A real proton-conductive, robust, and cobalt-free cathode for proton-conducting solid oxide fuel cells with exceptional performance

The development of proton, oxygen-ion, and electron mixed conducting materials, known as triple-conduction materials, as cathodes for proton-conducting solid oxide fuel cells (H-SOFCs) is highly desired because they can increase fuel cell performance by extending the reaction active area. Although oxygen-ion and electron conductions can be measured directly, proton conduction in these oxides is usually estimated indirectly. Because of the instability of cathode materials in a reducing environment, direct measurement of proton conduction in cathode oxide is difficult. The La0.8Sr0.2Sc0.5Fe0.5O3-delta (LSSF) cathode material is proposed for H-SOFCs in this study, which can survive in an H-2-containing atmosphere, allowing measurement of proton conduction in LSSF by hydrogen permeation technology.

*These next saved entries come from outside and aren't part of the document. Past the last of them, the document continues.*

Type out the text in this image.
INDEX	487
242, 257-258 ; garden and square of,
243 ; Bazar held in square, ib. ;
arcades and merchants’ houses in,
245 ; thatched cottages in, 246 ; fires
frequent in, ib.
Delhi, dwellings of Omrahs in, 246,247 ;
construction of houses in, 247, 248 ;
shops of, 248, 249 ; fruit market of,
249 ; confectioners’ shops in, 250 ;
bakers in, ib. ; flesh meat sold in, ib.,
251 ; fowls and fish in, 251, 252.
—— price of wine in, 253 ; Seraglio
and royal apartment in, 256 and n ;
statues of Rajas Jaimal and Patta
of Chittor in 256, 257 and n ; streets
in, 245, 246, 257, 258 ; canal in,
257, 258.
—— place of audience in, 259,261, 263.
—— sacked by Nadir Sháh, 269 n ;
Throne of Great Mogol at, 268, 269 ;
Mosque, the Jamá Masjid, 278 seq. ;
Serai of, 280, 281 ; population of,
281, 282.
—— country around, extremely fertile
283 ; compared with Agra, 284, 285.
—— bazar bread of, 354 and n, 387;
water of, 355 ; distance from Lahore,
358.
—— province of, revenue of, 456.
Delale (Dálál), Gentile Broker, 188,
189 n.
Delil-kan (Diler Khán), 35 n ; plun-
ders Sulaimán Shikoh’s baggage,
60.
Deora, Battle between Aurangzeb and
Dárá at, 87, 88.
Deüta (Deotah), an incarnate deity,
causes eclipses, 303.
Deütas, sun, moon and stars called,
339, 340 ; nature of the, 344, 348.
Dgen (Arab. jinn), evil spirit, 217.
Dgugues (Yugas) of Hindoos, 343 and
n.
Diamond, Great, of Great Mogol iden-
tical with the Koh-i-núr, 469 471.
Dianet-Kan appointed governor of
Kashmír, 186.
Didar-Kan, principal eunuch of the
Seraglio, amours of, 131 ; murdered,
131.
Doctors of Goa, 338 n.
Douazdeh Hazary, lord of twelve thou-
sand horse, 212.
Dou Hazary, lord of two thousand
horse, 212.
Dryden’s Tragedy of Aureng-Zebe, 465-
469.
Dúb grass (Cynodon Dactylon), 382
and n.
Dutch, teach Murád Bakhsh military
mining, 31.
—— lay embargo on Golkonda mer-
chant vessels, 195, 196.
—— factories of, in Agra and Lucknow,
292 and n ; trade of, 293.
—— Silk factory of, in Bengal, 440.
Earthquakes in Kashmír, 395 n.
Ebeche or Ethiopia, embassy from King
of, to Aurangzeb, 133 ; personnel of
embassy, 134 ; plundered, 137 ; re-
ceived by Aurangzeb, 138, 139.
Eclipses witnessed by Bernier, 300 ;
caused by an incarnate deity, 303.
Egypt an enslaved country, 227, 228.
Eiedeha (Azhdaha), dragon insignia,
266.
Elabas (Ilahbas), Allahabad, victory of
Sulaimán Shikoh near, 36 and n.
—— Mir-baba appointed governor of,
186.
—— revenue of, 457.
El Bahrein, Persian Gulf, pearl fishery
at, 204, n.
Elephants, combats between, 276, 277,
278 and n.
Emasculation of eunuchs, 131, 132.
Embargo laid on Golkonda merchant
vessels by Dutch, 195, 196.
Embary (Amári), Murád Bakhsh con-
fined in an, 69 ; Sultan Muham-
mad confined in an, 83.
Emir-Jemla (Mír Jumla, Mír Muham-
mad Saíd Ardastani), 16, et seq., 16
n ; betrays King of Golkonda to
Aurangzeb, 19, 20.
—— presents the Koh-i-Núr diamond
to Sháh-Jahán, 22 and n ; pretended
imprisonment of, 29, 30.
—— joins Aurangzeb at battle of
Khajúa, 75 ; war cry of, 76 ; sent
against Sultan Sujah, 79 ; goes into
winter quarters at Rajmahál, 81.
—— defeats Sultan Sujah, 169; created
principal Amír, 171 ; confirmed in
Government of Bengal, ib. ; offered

Furthermore, LSSF is discovered to be a unique proton and electron mixed-conductive material with limited oxygen diffusion capability that is specifically designed for H-SOFCs. The LSSF is an appealing cathode choice for H-SOFCs due to its outstanding CO2 tolerance and matched thermal expansion coefficient, producing a record-high performance of 2032 mW cm(-2) at 700 degrees C and good long-term stability under operational conditions. The current study reveals that a new type of proton-electron mixed conducting cathode can provide promising performance for H-SOFCs, opening the way for developing high-performance cathodes.